With 3,801 votes counted (a 10.37% turnout, so far), the race results break down as follows:
- Daniel Volland — 1,452 (38.49%)
- Stephanie Taylor — 1,182 (31.34%)
- Tasha Hotch — 618 (16.38%)
- Robin Phillips — 231 (6.12%)
- Rob Forbes — 163 (4.32%)
- Cliff Baker —126 (3.34%)
- Write-in — 18
The election adds a 12th member to the Anchorage Assembly following the voter-approved plan to equalize the representation among the six assembly districts. Previously, the Downtown Anchorage assembly district had only one assemblymember (Christopher Constant) while other districts were stuck with only one. The change coincided with the city’s reapportionment process, which saw the downtown district expand and reach into East Anchorage. The change saw Taylor, who ran against Forrest Dunbar for the East Anchorage seat, move into the North Anchorage seat.
There was concern among progressive circles that Taylor, who had Dunbar sweating a bit despite his eventual 13.3-point margin of victory, could capitalize on a race where the progressive vote would be split between Volland and Hotch. While both Volland and Hotch had strong results, the district’s underlying electorate is strongly progressive, and it appears that its representation will continue to reflect that.
The political impact
If Volland’s margin of victory holds, the Anchorage Assembly’s core of moderates and progressives would be back to nine members. The core lost one member in the spring elections when South Anchorage Assemblymember John Weddleton lost to far-right conservative Randy Sulte, who has aligned himself with the far-right Eagle River assemblymembers to form a three-member group.

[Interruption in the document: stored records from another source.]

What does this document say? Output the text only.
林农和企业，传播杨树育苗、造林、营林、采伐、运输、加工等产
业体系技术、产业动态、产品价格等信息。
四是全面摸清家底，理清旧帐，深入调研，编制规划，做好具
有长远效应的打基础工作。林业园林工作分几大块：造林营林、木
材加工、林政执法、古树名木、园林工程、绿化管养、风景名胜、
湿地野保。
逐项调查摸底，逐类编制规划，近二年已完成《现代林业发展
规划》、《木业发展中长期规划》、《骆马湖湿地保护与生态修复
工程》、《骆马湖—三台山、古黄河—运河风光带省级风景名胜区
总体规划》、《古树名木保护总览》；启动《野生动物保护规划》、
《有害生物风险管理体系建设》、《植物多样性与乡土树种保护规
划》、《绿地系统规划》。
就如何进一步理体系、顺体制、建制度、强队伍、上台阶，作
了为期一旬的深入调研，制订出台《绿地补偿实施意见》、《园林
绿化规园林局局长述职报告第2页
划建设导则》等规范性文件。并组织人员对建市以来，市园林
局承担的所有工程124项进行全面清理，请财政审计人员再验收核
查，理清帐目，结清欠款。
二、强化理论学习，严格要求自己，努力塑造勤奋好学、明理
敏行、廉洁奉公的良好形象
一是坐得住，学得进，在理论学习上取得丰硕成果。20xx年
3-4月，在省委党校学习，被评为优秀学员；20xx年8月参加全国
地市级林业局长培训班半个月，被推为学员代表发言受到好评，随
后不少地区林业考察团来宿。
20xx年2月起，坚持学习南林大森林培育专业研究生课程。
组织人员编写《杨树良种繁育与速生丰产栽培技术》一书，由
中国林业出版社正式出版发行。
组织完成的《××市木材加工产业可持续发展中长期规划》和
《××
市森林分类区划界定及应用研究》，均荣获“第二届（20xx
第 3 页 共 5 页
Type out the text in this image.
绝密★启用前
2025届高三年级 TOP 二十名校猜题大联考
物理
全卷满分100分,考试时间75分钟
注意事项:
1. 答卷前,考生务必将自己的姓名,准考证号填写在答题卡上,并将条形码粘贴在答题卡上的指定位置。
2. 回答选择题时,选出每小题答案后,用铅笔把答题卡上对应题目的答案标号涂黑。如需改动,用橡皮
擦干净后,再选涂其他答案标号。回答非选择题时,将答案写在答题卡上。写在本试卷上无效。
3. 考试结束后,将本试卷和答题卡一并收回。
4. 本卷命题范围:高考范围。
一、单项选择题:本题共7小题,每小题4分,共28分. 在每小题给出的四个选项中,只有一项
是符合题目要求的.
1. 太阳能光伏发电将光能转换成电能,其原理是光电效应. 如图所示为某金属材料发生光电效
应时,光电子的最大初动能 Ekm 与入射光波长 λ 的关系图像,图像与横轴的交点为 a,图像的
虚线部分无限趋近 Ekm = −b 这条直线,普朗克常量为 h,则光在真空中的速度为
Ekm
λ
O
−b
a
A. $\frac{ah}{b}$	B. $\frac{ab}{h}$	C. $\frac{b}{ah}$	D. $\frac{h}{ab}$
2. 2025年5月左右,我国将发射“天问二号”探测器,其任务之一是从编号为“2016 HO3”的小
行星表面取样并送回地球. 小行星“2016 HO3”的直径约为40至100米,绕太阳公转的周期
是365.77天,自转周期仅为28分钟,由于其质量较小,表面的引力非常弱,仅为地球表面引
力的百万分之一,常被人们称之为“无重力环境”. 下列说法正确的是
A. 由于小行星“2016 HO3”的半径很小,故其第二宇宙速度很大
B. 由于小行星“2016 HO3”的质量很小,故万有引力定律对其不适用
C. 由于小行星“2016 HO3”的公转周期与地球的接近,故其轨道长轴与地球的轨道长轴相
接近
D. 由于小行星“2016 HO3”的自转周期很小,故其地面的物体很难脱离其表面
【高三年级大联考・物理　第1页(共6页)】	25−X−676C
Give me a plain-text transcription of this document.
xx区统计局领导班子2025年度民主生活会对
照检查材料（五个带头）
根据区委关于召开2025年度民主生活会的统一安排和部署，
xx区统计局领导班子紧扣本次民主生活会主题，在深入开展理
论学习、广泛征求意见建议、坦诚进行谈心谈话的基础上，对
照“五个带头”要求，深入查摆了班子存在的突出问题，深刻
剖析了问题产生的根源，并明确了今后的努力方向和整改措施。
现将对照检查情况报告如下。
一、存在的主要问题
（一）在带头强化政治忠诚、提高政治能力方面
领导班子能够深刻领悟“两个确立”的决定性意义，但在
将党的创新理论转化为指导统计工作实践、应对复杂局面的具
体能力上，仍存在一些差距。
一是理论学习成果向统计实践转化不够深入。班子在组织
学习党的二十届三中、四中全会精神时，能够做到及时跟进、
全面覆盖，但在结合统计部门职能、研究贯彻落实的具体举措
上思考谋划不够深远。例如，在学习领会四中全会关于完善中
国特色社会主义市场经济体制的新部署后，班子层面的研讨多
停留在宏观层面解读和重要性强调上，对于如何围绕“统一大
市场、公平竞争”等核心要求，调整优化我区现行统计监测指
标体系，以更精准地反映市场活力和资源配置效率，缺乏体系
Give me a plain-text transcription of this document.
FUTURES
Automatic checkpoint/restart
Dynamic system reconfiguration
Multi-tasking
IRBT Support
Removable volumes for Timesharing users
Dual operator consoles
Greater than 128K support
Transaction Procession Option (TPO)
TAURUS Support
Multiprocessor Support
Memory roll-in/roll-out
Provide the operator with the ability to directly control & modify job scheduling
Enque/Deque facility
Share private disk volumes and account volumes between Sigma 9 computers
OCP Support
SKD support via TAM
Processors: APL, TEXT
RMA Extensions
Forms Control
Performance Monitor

A core of nine members would give the Anchorage Assembly one vote to spare on overrides of far-right Anchorage Mayor Dave Bronson’s vetoes as well as the power to override vetoes of emergency ordinances (as was the case with the masking mandate last year). Veto overrides require 2/3 of the Anchorage Assembly’s membership, which is eight members under both an 11- and 12-member assembly. Veto overrides of emergency measures requires 3/4 of the Assembly, which is nine members under both an 11- and 12-member assembly.